Excuse me, didn’t we already reinvent journalism?

by Carl Natale on June 15, 2010

Flickr photo by garethjmsaunders

Flickr photo by garethjmsaunders

The Media Cache blog on NYTimes.com has a report on how  the government wants to stimulate.

PARIS — The U.S. Federal Trade Commission is looking for ways to “support the reinvention of journalism.” Possible measures to help the troubled U.S. news business, outlined in a paper published last month and scheduled to be discussed at a meeting Tuesday, include public subsidies, charity and stronger copyright protection.

The paper mentioned is “Potential Policy Recommendations to Support the Reinvention of Journalism.” To be honest, I haven’t read it yet. I’m planning to do so today and follow up with what I hope passes for journalism-like analysis. So I admit what I write today isn’t exactly journalism.

Which is my point. It seems to me we already reinvented journalism.

People don’t just turn to newspapers and broadcast for news. They’re finding it Twitter streams, Facebook profiles and blogs like this.

No, it’s not what a lot of journalists call Journalism.

And that’s the problem.

News consumers (sorry, we can’t just think of them as simply readers when we discuss the economics of journalism) have more choices for news sources and what they consider news. Newspapers have more limited resources. They can’t provide everything that their consumers want.

Traditional journalists want no part of this. They’re trained to deliver one type of news. Sure they brag about writers learning to shoot video. That’s commendable. But it’s the same news.

News consumers are looking for supermarket deals, traffic reports, jokes, instructional content, newspaper stories, analysis and first-person slices of life. Some of this you can find in newspaper pages. You can find more of it in online social networks.

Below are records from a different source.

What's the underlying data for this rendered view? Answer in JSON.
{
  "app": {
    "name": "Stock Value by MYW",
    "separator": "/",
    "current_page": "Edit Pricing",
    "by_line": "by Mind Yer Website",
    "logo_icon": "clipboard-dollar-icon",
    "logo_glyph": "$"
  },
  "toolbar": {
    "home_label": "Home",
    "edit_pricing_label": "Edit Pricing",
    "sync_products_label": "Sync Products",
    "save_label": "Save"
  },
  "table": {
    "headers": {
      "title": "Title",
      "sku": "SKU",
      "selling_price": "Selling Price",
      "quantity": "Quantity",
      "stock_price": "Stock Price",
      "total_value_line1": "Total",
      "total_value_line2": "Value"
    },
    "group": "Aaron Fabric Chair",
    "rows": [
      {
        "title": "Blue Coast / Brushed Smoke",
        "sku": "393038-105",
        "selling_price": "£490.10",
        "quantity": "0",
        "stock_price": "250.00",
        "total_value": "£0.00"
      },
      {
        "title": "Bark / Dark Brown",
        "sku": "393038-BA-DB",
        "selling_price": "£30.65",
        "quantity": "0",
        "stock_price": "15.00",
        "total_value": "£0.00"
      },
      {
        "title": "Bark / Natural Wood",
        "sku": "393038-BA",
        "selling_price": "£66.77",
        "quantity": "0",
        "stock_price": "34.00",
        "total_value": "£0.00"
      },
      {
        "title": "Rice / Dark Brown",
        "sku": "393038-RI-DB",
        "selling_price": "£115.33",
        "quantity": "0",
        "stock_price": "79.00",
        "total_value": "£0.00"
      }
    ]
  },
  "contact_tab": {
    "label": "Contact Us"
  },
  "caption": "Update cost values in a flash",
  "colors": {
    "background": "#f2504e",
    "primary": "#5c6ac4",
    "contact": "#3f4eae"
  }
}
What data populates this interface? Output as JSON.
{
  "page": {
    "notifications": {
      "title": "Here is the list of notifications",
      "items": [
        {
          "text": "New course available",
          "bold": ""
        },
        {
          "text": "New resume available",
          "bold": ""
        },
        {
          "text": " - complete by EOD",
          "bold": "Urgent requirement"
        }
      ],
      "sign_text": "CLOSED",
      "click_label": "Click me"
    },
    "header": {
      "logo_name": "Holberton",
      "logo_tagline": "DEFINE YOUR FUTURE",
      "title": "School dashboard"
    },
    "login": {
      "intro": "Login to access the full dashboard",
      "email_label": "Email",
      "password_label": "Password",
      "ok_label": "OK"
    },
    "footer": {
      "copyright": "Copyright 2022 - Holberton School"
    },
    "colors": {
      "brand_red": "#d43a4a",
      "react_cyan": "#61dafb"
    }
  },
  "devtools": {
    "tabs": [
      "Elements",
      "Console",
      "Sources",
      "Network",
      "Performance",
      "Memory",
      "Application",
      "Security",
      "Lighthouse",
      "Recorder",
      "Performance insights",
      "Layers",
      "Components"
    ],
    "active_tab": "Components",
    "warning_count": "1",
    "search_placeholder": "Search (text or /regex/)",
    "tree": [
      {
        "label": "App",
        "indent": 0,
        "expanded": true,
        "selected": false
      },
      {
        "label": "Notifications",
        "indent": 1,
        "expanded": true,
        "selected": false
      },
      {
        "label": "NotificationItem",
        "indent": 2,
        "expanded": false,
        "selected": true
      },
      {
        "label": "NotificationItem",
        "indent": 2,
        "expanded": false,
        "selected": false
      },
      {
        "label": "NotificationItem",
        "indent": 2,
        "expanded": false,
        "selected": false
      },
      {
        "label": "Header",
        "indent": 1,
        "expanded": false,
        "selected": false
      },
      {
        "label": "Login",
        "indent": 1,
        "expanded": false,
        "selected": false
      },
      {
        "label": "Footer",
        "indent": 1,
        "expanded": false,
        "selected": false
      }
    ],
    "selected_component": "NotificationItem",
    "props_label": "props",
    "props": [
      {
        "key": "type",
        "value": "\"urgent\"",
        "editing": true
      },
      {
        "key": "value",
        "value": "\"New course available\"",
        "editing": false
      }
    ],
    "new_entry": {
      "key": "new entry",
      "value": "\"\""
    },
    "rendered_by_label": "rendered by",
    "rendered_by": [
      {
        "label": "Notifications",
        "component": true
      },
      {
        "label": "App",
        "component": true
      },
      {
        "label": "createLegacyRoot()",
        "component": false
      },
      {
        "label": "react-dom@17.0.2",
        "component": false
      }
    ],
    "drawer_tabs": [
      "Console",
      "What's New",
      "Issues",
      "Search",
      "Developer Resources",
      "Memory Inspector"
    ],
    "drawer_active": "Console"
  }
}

If journalists embrace these networks and provide more choices for news, they can’t provide these new choices for news and realize the same profit margins they used to build newspapers and television stations. These are business models that in a large part depend on economies of scale.

Note that this FTC paper isn’t supposed to represent any kind of policy statement or position. It’s goal is to spark discussion.

Mission accomplished.

Just search for “Potential Policy Recommendations to Support the Reinvention of Journalism” on the Web. There’s plenty of discussion.

That ladies and gentlemen is what journalism reinvented looks like.